Вместе с судьями ФЕМЕ. Безмолвными страшными вестниками судьбы.
Мы с Улой долго измученно молчали, и она была недвижима, закаменевшая, словно впавшая в ступор. Ее бы лучше не трогать, но и так вот — молча и отчужденно — сидеть было невмоготу.
— Ула, бессмысленно убиваться — ты ничего не могла сделать. И не можешь. Никто не может, — сказал я безнадежно, просто чтобы не молчать.
А она не ответила, глядя остановившимся взором в разжижающуюся ночь. Влажная духота, предвестник завтрашней палящей жары, упаривала нас в своем густом черном вареве.
Ула повернулась ко мне:
— Никто не может, — повторила она и судорожно, длинно вздохнула.
— Ула, ты не согласна со мной? Ты что-нибудь знаешь?
— Знаю, — сказала она тихо, почти шепнула, ее губы еле шевельнулись.

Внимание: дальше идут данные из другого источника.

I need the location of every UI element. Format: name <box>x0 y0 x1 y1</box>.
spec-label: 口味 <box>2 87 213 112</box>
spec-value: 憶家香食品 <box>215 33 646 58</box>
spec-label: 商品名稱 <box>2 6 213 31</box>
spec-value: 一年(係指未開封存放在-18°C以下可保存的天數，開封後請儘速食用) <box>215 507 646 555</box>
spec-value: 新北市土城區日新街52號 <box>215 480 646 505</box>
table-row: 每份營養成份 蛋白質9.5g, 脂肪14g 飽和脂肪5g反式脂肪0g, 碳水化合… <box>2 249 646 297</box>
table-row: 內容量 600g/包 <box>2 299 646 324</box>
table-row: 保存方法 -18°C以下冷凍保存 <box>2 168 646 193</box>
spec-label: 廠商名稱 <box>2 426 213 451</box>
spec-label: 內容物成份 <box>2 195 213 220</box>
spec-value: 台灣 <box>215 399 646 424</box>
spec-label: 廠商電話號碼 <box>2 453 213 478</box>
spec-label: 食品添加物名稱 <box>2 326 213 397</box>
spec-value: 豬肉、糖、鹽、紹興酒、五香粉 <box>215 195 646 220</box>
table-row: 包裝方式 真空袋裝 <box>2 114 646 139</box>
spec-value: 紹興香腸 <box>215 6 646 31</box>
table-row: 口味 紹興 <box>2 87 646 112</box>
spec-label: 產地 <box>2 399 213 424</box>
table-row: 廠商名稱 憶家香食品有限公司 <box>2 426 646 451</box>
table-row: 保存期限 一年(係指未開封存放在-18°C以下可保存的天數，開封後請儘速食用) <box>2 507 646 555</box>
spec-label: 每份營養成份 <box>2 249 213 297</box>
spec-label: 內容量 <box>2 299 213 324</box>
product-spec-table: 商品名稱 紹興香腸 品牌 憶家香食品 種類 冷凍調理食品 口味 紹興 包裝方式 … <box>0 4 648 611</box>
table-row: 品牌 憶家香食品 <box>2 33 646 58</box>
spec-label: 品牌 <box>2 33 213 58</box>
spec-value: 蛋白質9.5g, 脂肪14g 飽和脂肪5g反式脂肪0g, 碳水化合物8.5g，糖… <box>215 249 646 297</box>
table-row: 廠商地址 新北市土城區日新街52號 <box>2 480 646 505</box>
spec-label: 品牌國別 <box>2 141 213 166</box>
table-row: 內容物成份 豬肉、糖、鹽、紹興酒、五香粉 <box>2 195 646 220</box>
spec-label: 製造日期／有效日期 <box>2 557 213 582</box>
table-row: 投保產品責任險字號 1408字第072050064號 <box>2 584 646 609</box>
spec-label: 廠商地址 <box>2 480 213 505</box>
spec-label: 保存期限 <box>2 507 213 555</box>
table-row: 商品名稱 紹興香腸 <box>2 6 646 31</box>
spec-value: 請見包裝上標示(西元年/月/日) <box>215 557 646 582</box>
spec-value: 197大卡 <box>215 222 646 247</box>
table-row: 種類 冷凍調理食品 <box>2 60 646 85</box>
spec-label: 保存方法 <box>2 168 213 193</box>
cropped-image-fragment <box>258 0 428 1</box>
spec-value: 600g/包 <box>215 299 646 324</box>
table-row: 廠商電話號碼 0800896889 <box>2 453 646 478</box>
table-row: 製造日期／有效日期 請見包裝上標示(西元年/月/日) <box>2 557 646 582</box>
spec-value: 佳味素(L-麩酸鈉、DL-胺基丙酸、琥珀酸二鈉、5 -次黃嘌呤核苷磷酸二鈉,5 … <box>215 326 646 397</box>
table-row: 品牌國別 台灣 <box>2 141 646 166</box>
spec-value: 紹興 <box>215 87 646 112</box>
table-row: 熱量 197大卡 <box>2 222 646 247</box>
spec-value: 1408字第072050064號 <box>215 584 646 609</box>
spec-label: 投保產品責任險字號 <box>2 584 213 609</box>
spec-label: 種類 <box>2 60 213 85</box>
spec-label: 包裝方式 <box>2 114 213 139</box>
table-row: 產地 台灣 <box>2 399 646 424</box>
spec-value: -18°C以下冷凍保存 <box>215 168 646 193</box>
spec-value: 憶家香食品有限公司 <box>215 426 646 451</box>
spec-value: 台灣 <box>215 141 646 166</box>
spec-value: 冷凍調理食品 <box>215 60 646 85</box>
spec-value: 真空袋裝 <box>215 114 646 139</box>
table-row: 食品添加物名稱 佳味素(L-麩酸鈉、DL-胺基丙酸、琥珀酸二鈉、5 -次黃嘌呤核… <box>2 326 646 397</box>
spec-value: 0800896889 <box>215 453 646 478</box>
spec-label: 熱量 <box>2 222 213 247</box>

— Тогда скажи мне! Я имею право это знать…
— Зачем? — посмотрела мне в глаза бездонным взглядом Ула — она видела меня, мою жизнь насквозь, ее взгляду в этот миг было ведомо обо мне все: моя генетическая структура, мысли, память, все мои делишки, связи, ничтожность моих копеечных добродейств, бесчисленные навозные кучи повседневного жалкого существования, она видела час моего зачатия, возвышенную глупость моих намерений и пошлую пакость их воплощений. Она знала обо мне все.
— Зачем? — спросила она. — Что изменится? Ты имеешь право. Как и все остальные. Они тоже имеют право. Но ведь не знают. И не узнают никогда…
Я гладил ее заледенелые в нестерпимой духоте руки и шепотом испуганно бормотал:
— Ула, зачем ты говоришь со мной как с врагом?.. — Ты — самый дорогой для меня человек… Дороже всех, всего, самого себя… Зачем ты отталкиваешь меня… Давай подумаем вместе… не надо так отталкивать друг друга… у нас больше никого нет.
Лицо ее было затуманено неестественной бледностью и расчеркнуто пополам полосой губ, закушенных, красных, как кошениль, как будто я полоснул по этому прозрачно-белому лицу ножом.
— Я устала от этой жизни, — сказала она шепотом и обессиленно-горько заплакала. По-детски всхлипывая, она приговаривала, давясь тяжелыми комьями слов: — Господи, почему же это все на меня?.. Всю жизнь я мучаюсь… Вот был ты у меня… и это все отравлено… Сколько же может быть потерь у человека… Сколько же мне еще суждено?..
Она оттолкнула мои руки, встала, подошла к раковине и подставила лицо под струю холодной воды, а я метался по кухне, совершенно осумасшедшив и сбивчиво, нудливо, как нищий, повторял:
— Ула, что же можно поделать… Это ведь было, как чума…
Ула подняла голову над краном и сказала с болью, но твердо:
— Почему — БЫЛО? Прошло?
— Сейчас хоть не убивают, — сказал я растерянно.